Open Global Mind: Soil & Agriculture Call

The large-scale trend of increasing exploitation, consumption, waste of non-regeneratable resources correlating with the rapid decrease of carrying capacity, supply and downtime for regeneration was outlined. This has huge implications on health and led to the energy crisis as well. There’s the systemic interrelation of man-made carbon-dioxide emissions, climate change and depletion of soil and the entire biological ecosystem.

The “4 per 1000 Initiative” proposes to trap more of the carbon-dioxide in the soil so less of it ends up in the atmosphere. The plan is to appeal/lobby to policy makers, to invest in farms so they implement more favorable agriculture.

Big players in the market have their supply chain commodified/standardized, with requirements that demand industrial growing processes (likely contract-wise, processing-wise, and compliance/expectations around hygene) with farmers being integrated vertically and dependent. They can’t partially or dynamically change to natural food production. In the context of COVID-19, the immune system is basically the only defense, and that’s usually in a bad condition because of industrial food/eating as it is encouraged and promoted by the industry to benefit their business model. Low-income families sometimes get support money from the government, and that’s sucked out again by the cheap dumping price products sold by the big food chains. These investments don’t stay in or improve the local community at all, nor do these increase their self-sustainability. “Food deserts” leave large numbers of citizens without access to fresh food.

Gene Bellinger already has a systems diagram of the food system.

There might not be much hope that policy makers will be of help to start effective steps towards such change, but maybe some crisis could lead to pragmatic solutions and subsequently inform policies.
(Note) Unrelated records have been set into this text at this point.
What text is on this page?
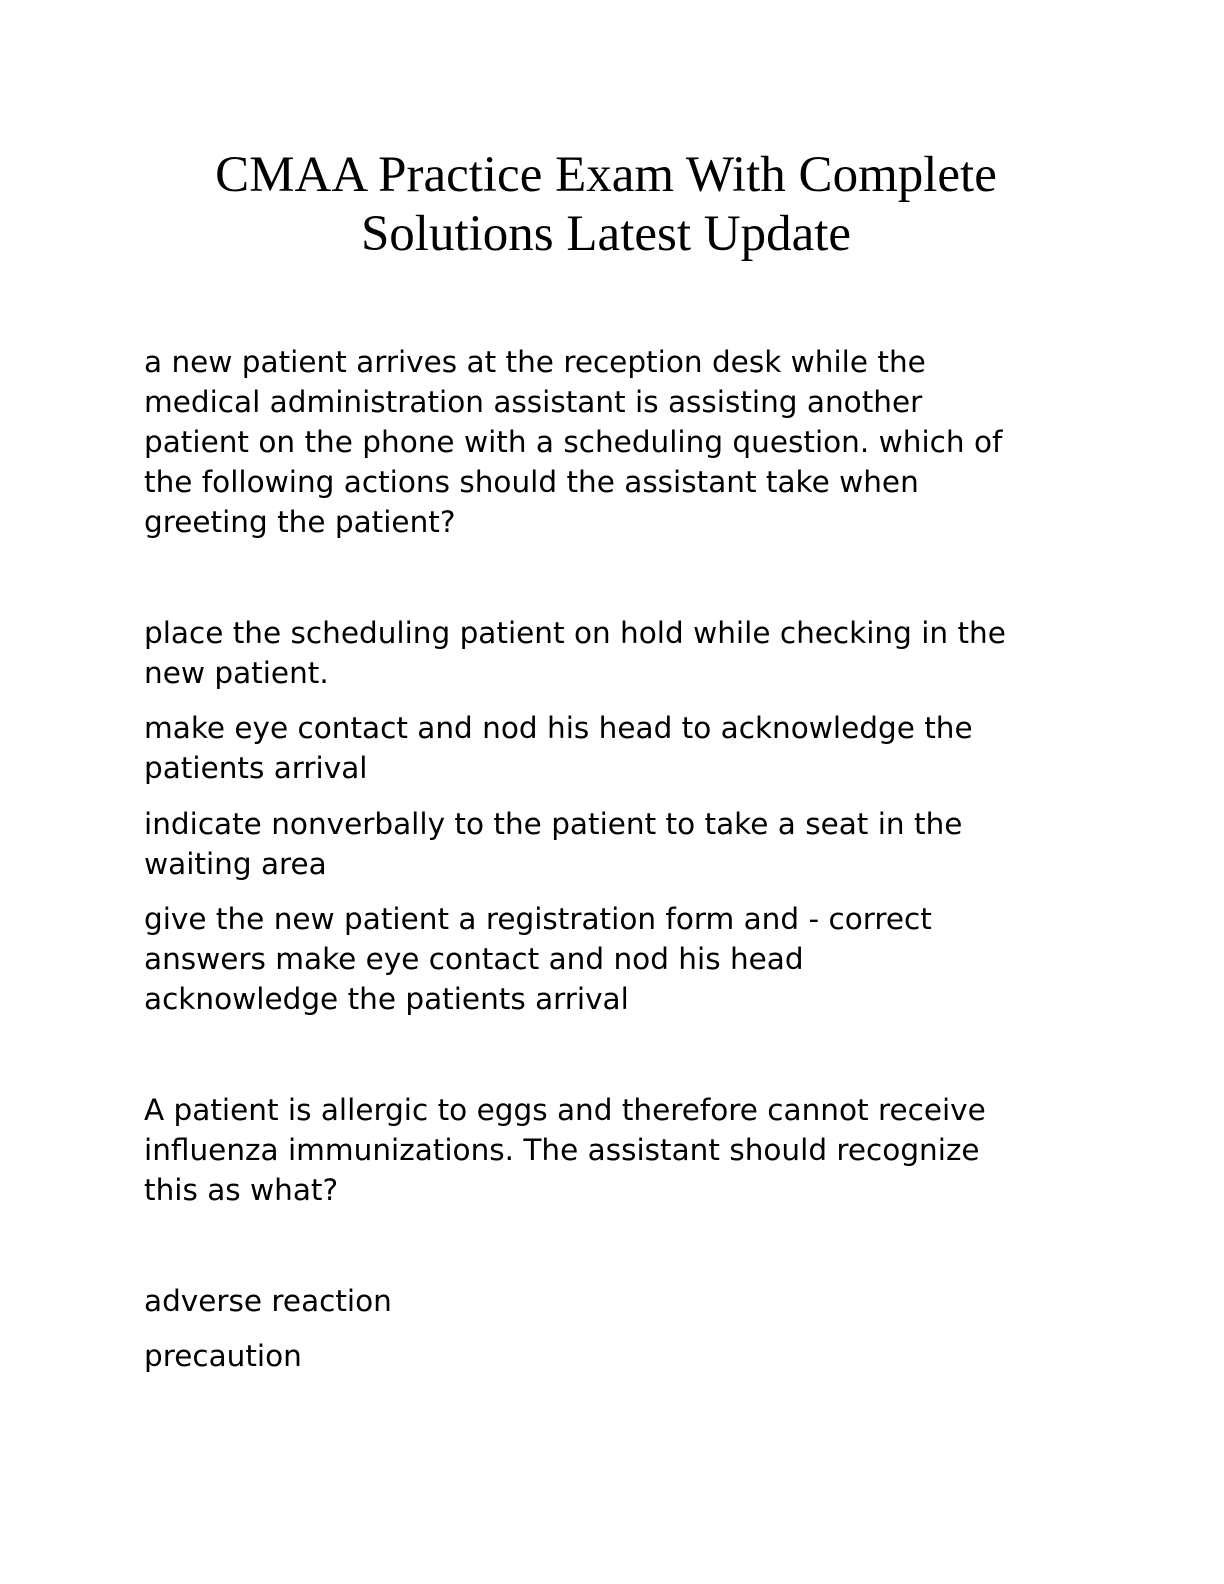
CMAA Practice Exam With Complete
Solutions Latest Update

a new patient arrives at the reception desk while the
medical administration assistant is assisting another
patient on the phone with a scheduling question. which of
the following actions should the assistant take when
greeting the patient?

place the scheduling patient on hold while checking in the
new patient.

make eye contact and nod his head to acknowledge the
patients arrival

indicate nonverbally to the patient to take a seat in the
waiting area

give the new patient a registration form and - correct
answers make eye contact and nod his head
acknowledge the patients arrival

A patient is allergic to eggs and therefore cannot receive
influenza immunizations. The assistant should recognize
this as what?

adverse reaction

precaution
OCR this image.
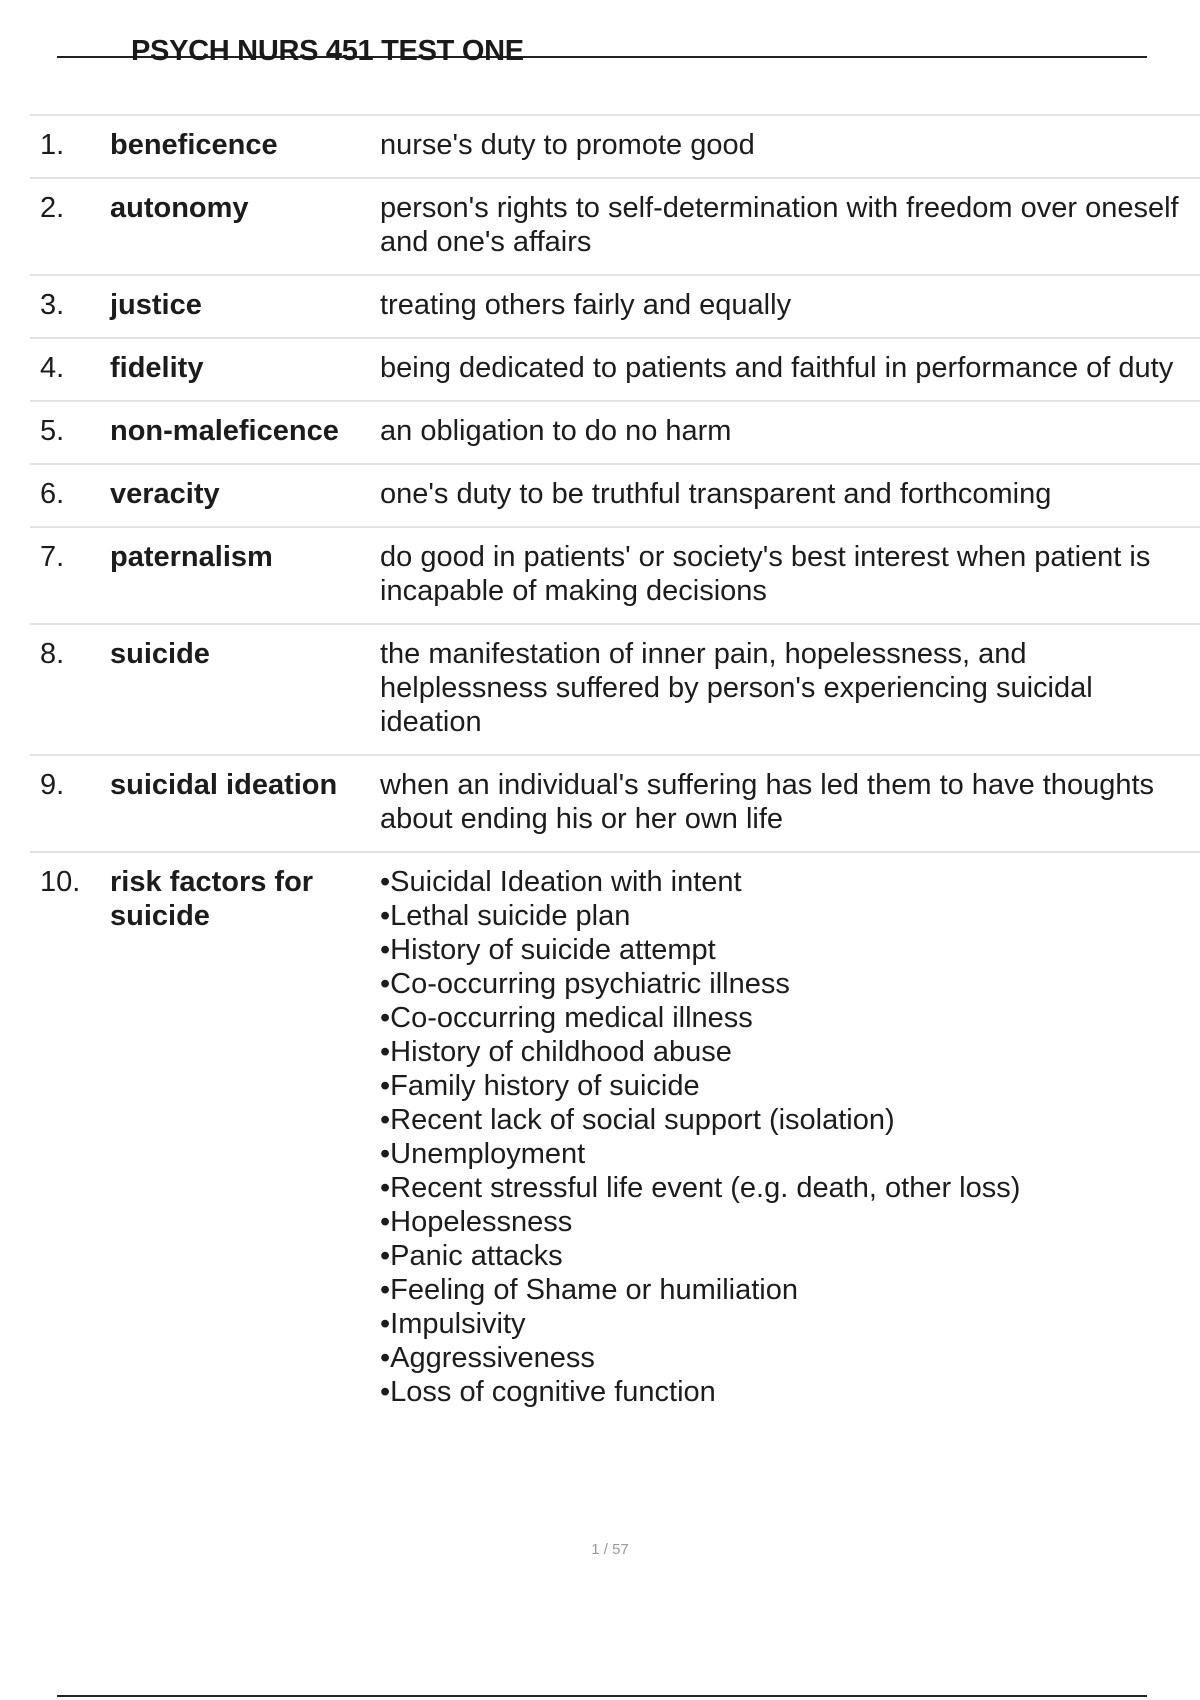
PSYCH NURS 451 TEST ONE
1.	beneficence	nurse's duty to promote good
2.	autonomy	person's rights to self-determination with freedom over oneself and one's affairs
3.	justice	treating others fairly and equally
4.	fidelity	being dedicated to patients and faithful in performance of duty
5.	non-maleficence	an obligation to do no harm
6.	veracity	one's duty to be truthful transparent and forthcoming
7.	paternalism	do good in patients' or society's best interest when patient is incapable of making decisions
8.	suicide	the manifestation of inner pain, hopelessness, and helplessness suffered by person's experiencing suicidal ideation
9.	suicidal ideation	when an individual's suffering has led them to have thoughts about ending his or her own life
10.	risk factors for suicide
•Suicidal Ideation with intent
•Lethal suicide plan
•History of suicide attempt
•Co-occurring psychiatric illness
•Co-occurring medical illness
•History of childhood abuse
•Family history of suicide
•Recent lack of social support (isolation)
•Unemployment
•Recent stressful life event (e.g. death, other loss)
•Hopelessness
•Panic attacks
•Feeling of Shame or humiliation
•Impulsivity
•Aggressiveness
•Loss of cognitive function
1 / 57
Highly decentralized, independent entities/spots/communities are needed, but these also need to follow some structure in order to allow for interconnected, dynamic adaptability, like Kibbutz or women support circles in India.
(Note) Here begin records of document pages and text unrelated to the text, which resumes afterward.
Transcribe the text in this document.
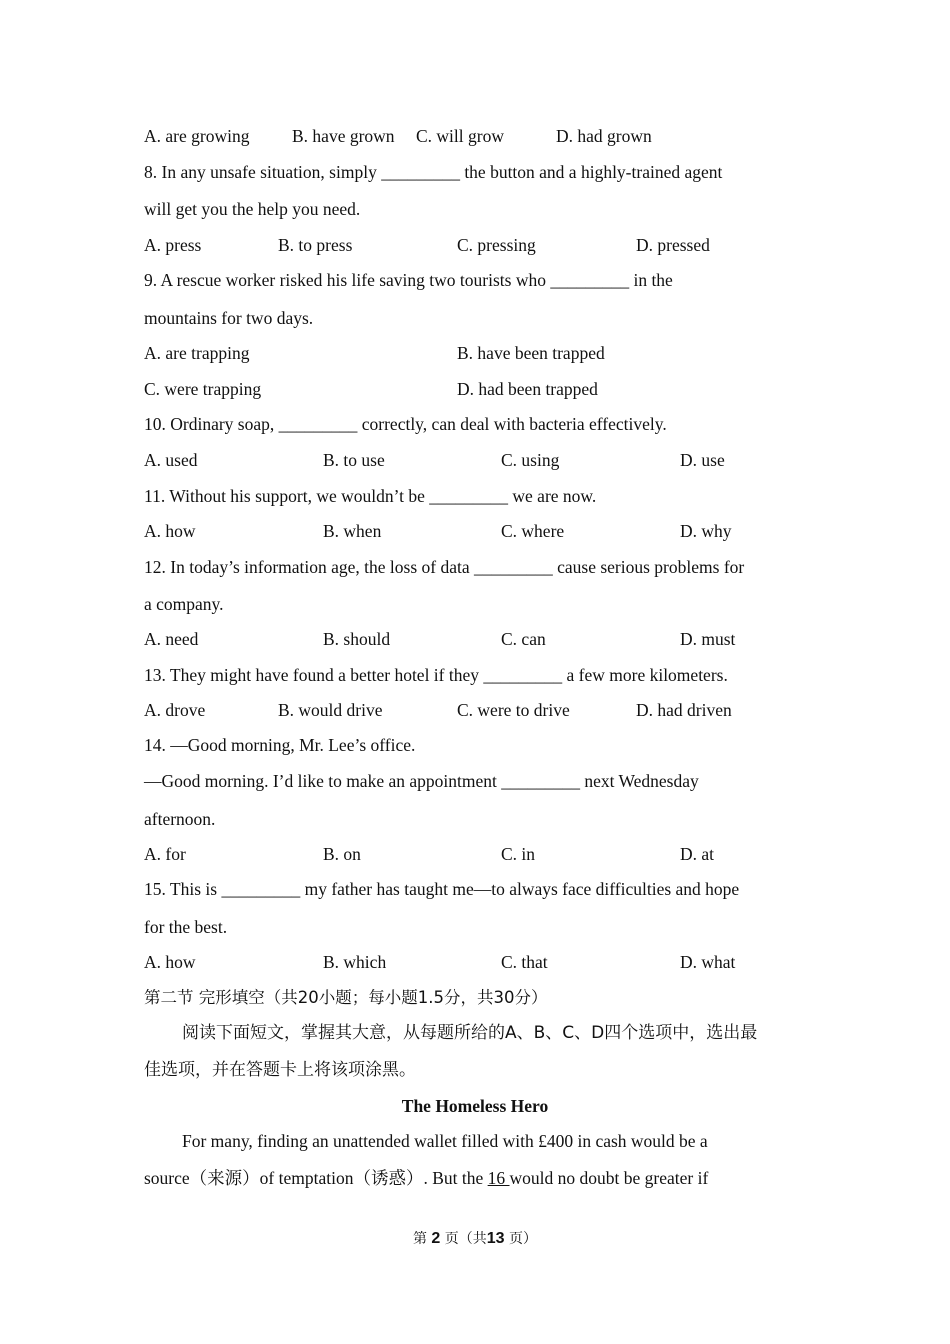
A. are growing B. have grown C. will grow	D. had grown
8. In any unsafe situation, simply _________ the button and a highly-trained agent
will get you the help you need.
A. press	B. to press	C. pressing	D. pressed
9. A rescue worker risked his life saving two tourists who _________ in the
mountains for two days.
A. are trapping	B. have been trapped
C. were trapping	D. had been trapped
10. Ordinary soap, _________ correctly, can deal with bacteria effectively.
A. used	B. to use	C. using	D. use
11. Without his support, we wouldn’t be _________ we are now.
A. how	B. when	C. where	D. why
12. In today’s information age, the loss of data _________ cause serious problems for
a company.
A. need	B. should	C. can	D. must
13. They might have found a better hotel if they _________ a few more kilometers.
A. drove	B. would drive	C. were to drive	D. had driven
14. —Good morning, Mr. Lee’s office.
—Good morning. I’d like to make an appointment _________ next Wednesday
afternoon.
A. for	B. on	C. in	D. at
15. This is _________ my father has taught me—to always face difficulties and hope
for the best.
A. how	B. which	C. that	D. what
第二节 完形填空（共20小题；每小题1.5分，共30分）
阅读下面短文，掌握其大意，从每题所给的A、B、C、D四个选项中，选出最
佳选项，并在答题卡上将该项涂黑。
The Homeless Hero
For many, finding an unattended wallet filled with £400 in cash would be a
source（来源）of temptation（诱惑）. But the 16 would no doubt be greater if
第 2 页（共13 页）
Regional food hubs have their own agenda, but small business support centers should be attached to them engaging in micro-financing and the development of small + local businesses. Non-profit approach didn’t go anywhere despite the United States Department of Agriculture invested money into it – ended up in some 501(c)(3)s sustaining only themselves. The food industry doesn’t want community improvement/self-reliance to succeed, has it easy to throw sand in the works. Instead, the “soft franchise” idea is about some kind of national think-tank with the goal to aid the installation of regional food hubs, which then form partnerships to supply local retailers, acting as a catalyst and support structure to improve local communities.

It was recognized that many great ideas/concepts are trapped in slides, documents, PDFs and therefore not widely known, discovered, shared, discussed, discoverable, discussable.

Development best achieved without comprehensive studies in advance and then imposing “solutions” onto people who don’t want them. Instead, gather resources to be readily available at hand, then ask what’s wanted/needed allowing people to choose (cherry-pick), adapt the kit to local circumstances, get buy-in from people who then feel they’ve built it, that it’s theirs, that they’re in control.

Looking for synergies for solving/solved problems and best practices, because many are working on the same issues. Patenting, siloing, etc. are very harmful and bad. Instead, gather the constructive people and activities. There’s great distrust towards all NGOs and those who do good because the majority of the system is flawed, so it’s all flat-out dismissed entirely, so even less support is provided for genuinely good, altruistic, important activities.

Would be lovely to set up OGM as a public benefit corporation. Some people are eager to get practical and jump into doing projects, but the organisational framing is important too. Currently there’s lots of cheap money out there waiting to be invested if there only would be an adequate entity established to properly take it.